Pour bien commencer 2016, nous ne saurions trop recommander la lecture de "Essai sur l’art de ramper, à l’usage des courtisans" rédigé par Paul-Henri Thiry, baron d’Holbach, savant et philosophe matérialiste d’origine allemande [1].
Ce court texte d’une dizaine de pages, publié initialement en décembre 1790, brosse le portrait de ces intrigants qui vivent et agissent à l’ombre de maîtres qu’ils se sont choisis.
Dès la première page, le ton est donné :
L’homme de Cour est sans contredit la production la plus curieuse que montre l’espèce humaine. C’est un animal amphibie dans lequel tous les contrastes se trouvent communément rassemblés. Un philosophe danois compare le courtisan à la statue composée de matières très différentes que Nabuchodonosor vit en songe. « La tête du courtisan est, dit il, de verre, ses cheveux sont d’or, ses mains sont de poix-résine, son corps est de plâtre, son cœur est moitié de fer et moitié de boue, ses pieds sont de paille, et son sang est un composé d’eau et de vif-argent. »
Cet essai qui va à l’essentiel est jubilatoire [2]. À sa lecture, gageons que pour certains, remontent les souvenirs de veules personnages croisés au sein d’organisations politiques, syndicales ou simplement humaines.
Personnellement, c’est un certain Walter [3] qui m’est revenu en mémoire. Entré en politique comme on entre sur scène, ce jeune homme bien élevé et petit boutiquier papetier, prit sa carte dans l’organisation où j’avais la mienne. Très vite, il reconnut les différents courants qui la traversaient et identifia les figures qui s’y dégageaient. Lui restait alors à s’attirer les bonnes grâces de ceux qu’il jugeait comme étant ses maîtres : des héritiers d’une "noble" famille ibérienne, désormais administrateurs d’une gloire passée.
" Un bon courtisan ne doit jamais avoir d’avis, il ne doit avoir que celui de son maître ou du ministre… "
Comme souvent dans tous groupes, des divergences stratégiques apparaissent.
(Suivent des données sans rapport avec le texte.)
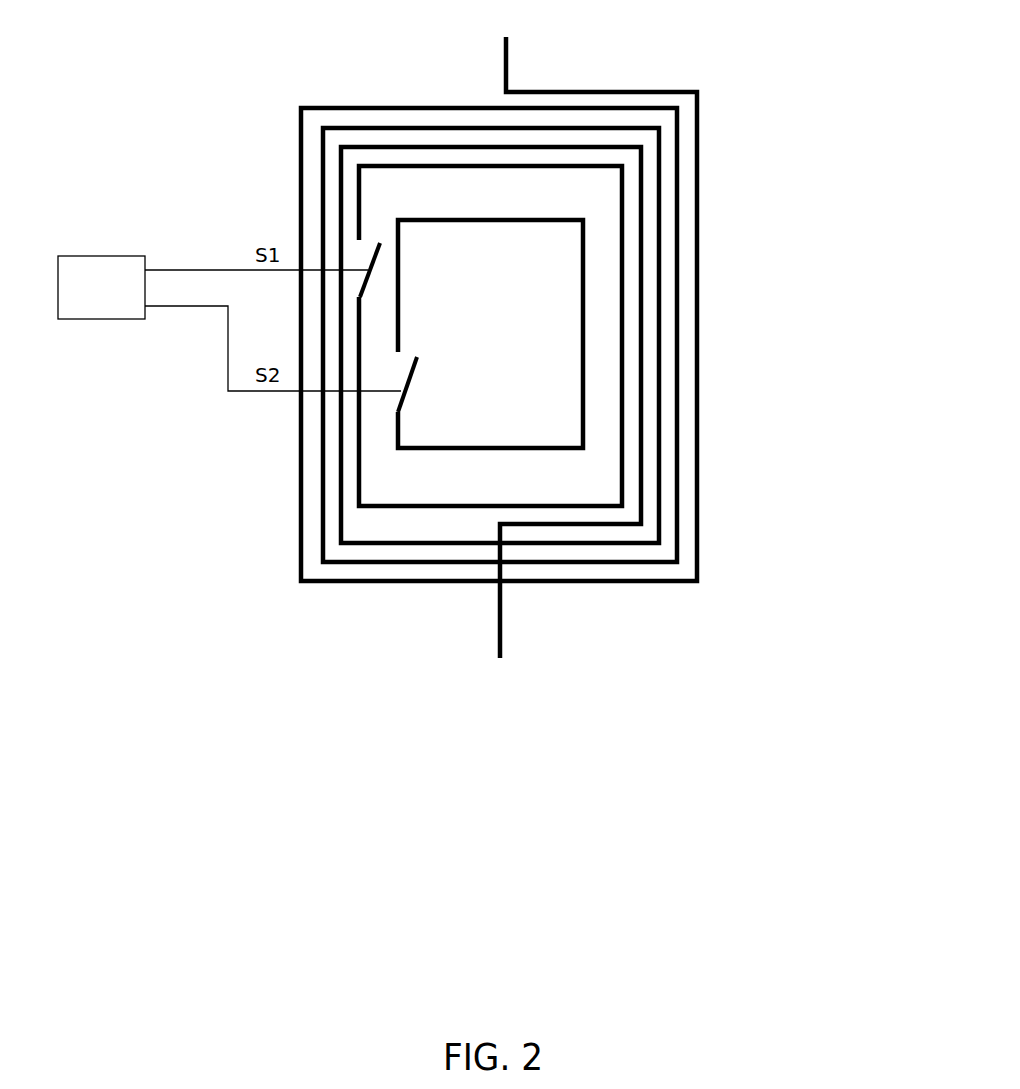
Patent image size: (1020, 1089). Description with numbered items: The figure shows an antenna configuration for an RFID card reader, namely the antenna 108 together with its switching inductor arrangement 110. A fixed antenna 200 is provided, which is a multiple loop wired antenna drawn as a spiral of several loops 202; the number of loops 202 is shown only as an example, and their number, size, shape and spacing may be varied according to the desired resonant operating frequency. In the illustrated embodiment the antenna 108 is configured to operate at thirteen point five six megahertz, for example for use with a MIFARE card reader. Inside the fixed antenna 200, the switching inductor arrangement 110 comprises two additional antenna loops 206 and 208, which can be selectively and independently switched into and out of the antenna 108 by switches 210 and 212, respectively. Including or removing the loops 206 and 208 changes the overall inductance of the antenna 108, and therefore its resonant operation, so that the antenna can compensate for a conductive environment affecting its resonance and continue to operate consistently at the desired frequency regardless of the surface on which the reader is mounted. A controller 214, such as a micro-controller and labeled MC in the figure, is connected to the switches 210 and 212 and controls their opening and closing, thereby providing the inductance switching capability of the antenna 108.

The antenna 108 is at (810, 318).
The fixed antenna 200 is at (714, 260).
The loops 202 is at (358, 127).
The additional antenna loop 206 is at (515, 218).
The additional antenna loop 208 is at (500, 169).
The switch 210 is at (412, 377).
The switch 212 is at (377, 262).
The controller 214 is at (100, 255).
The switching inductor arrangement 110 is at (131, 348).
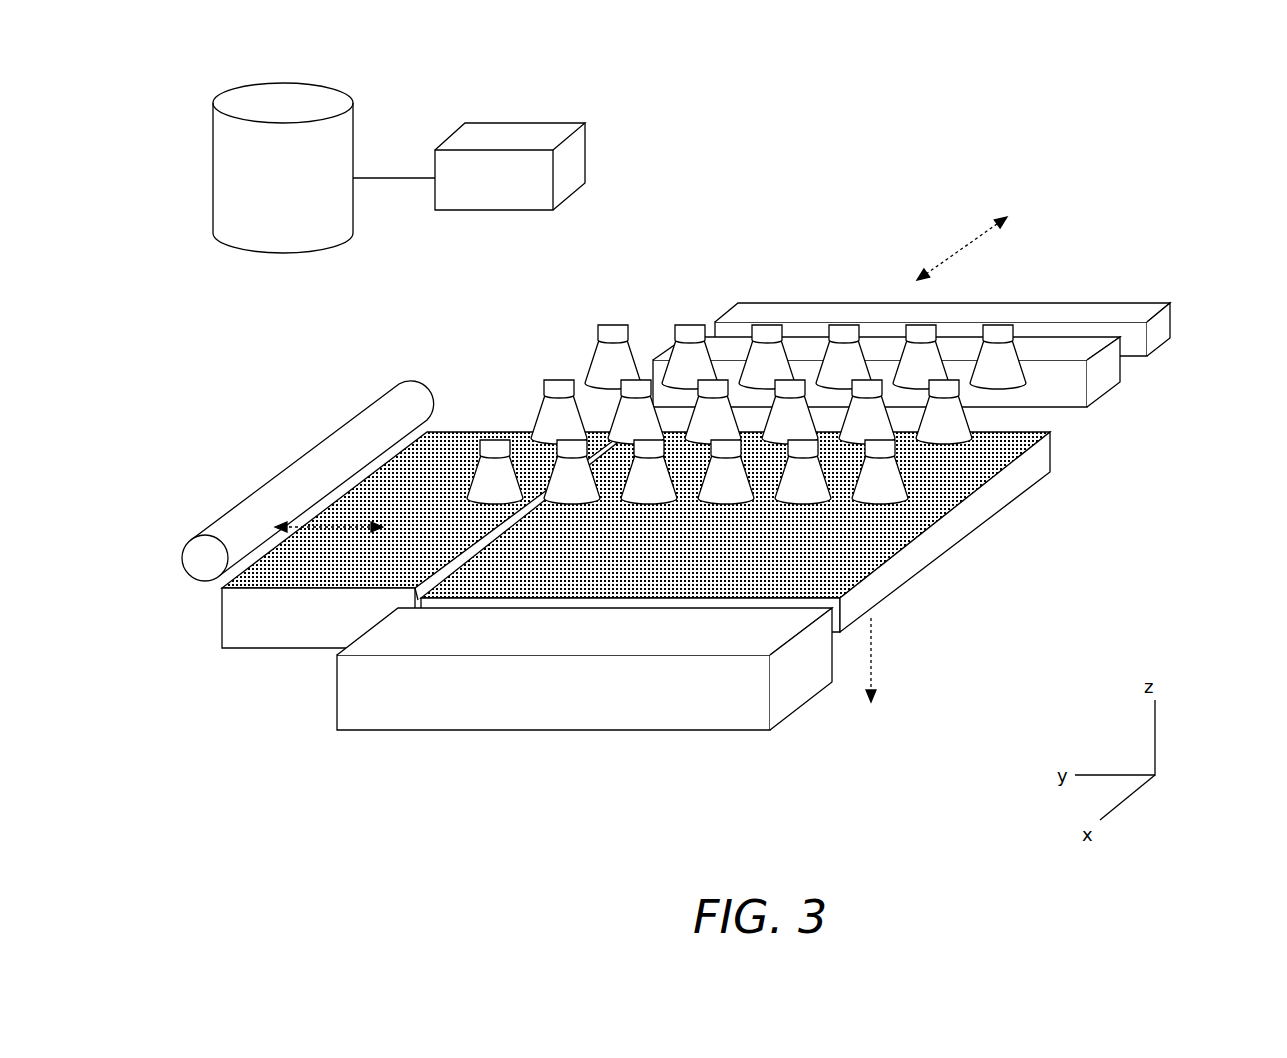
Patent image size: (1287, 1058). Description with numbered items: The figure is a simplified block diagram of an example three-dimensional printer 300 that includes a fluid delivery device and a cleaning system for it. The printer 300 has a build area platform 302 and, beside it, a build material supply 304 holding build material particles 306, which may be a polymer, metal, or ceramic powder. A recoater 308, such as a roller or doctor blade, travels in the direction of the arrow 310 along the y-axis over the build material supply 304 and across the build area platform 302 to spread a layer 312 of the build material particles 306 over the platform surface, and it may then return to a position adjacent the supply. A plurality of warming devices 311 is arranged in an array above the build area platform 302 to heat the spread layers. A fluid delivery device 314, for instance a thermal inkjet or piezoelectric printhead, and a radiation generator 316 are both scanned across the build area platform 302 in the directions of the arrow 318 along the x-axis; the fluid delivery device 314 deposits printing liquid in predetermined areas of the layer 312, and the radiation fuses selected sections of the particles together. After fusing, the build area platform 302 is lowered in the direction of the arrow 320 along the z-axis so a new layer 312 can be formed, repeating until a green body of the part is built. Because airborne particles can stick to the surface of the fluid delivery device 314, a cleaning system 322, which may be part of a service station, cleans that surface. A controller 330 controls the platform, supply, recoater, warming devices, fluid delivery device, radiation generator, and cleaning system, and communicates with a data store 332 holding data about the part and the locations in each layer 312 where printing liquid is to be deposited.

The three-dimensional (3D) printer 300 is at (300, 36).
The build area platform 302 is at (735, 532).
The build material supply 304 is at (390, 571).
The build material particles 306 is at (260, 590).
The recoater 308 is at (322, 441).
The arrow 310 is at (290, 525).
The warming devices 311 is at (621, 323).
The layer 312 is at (943, 516).
The fluid delivery device 314 is at (1105, 390).
The radiation generator 316 is at (1158, 346).
The arrow 318 is at (958, 250).
The arrow 320 is at (873, 662).
The cleaning system 322 is at (555, 731).
The controller 330 is at (520, 120).
The data store 332 is at (305, 194).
Walter, qui avait fort progressé dans l’art de flatter, tissa également des liens et des réseaux. Pour répondre aux vœux de ses nouveaux maîtres qui souhaitaient sauvegarder leurs privilèges, il fut chargé d’organiser une cabale contre les "divergents". Il endossa alors le costume d’Arlequin [4] contre ceux qui, par mimétisme, était devenu "ses" propres adversaires. Avec zèle, il se lança dans l’art du discrédit, usa de l’insulte, colporta des ragots et des mensonges. Mettant sont art de la plume au service de son mandat, il devint un habile producteur de faux documents …
Hélas pour Walter, "ses ennemis" esquivèrent les flèches. Ses maîtres ne remportèrent pas la victoire escomptée. Pour le punir de son échec, ils lui refusèrent l’avantage qu’il avait sollicité en récompense de ses œuvres : une charge pour s’occuper à mi-temps de sa petite boutique…
" Un courtisan est tantôt insolent et tantôt bas "
Vexé, Walter quitta ses maîtres et l’organisation pour une autre où il tenta de revêtir son costume de courtisan afin d’obtenir la charge précédemment visée. Pas dupes et ayant eu vent de ses manipulations passées, les "maîtres escomptés" de Walter le remercièrent. Dépité mais obstiné, il reprit alors le chemin vers ses anciens princes, fit amende honorable et entreprit d’obtenir leur pardon.
Quel respect, quelle vénération ne devons-nous pas avoir pour ces êtres privilégiés que leur rang, leur naissance rend naturellement si fiers, en voyant le sacrifice généreux qu’ils font sans cesse de leur fierté, de leur hauteur, de leur amour-propre ? Ne poussent-ils pas tous les jours ce sublime abandon d’eux-mêmes jusqu’à remplir auprès du Prince les mêmes fonctions que le dernier des valets remplit auprès de son maître ? Ils ne trouvent rien de vil dans tout ce qu’ils font pour lui ; que dis-je ? ils se glorifient des emplois les plus bas auprès de sa sacrée personne ; ils briguent nuit et jour le bonheur de lui être utiles, ils le gardent à vue, se rendent les ministres complaisants de ses plaisirs, prennent sur eux ses sottises ou s’empressent de les applaudir ; en un mot, un bon courtisan est tellement absorbé dans l’idée de son devoir, qu’il s’enorgueillit souvent de faire des choses auxquelles un honnête laquais ne voudrait jamais se prêter. »
Le texte du baron d’Holbach, tombé dans le domaine public, est publié chez Allia. Il aurait tout aussi bien pu trouver sa place dans le catalogue d’une édition d’expression libertaire à côté de titres ayant la même volonté d’aiguiser les esprits.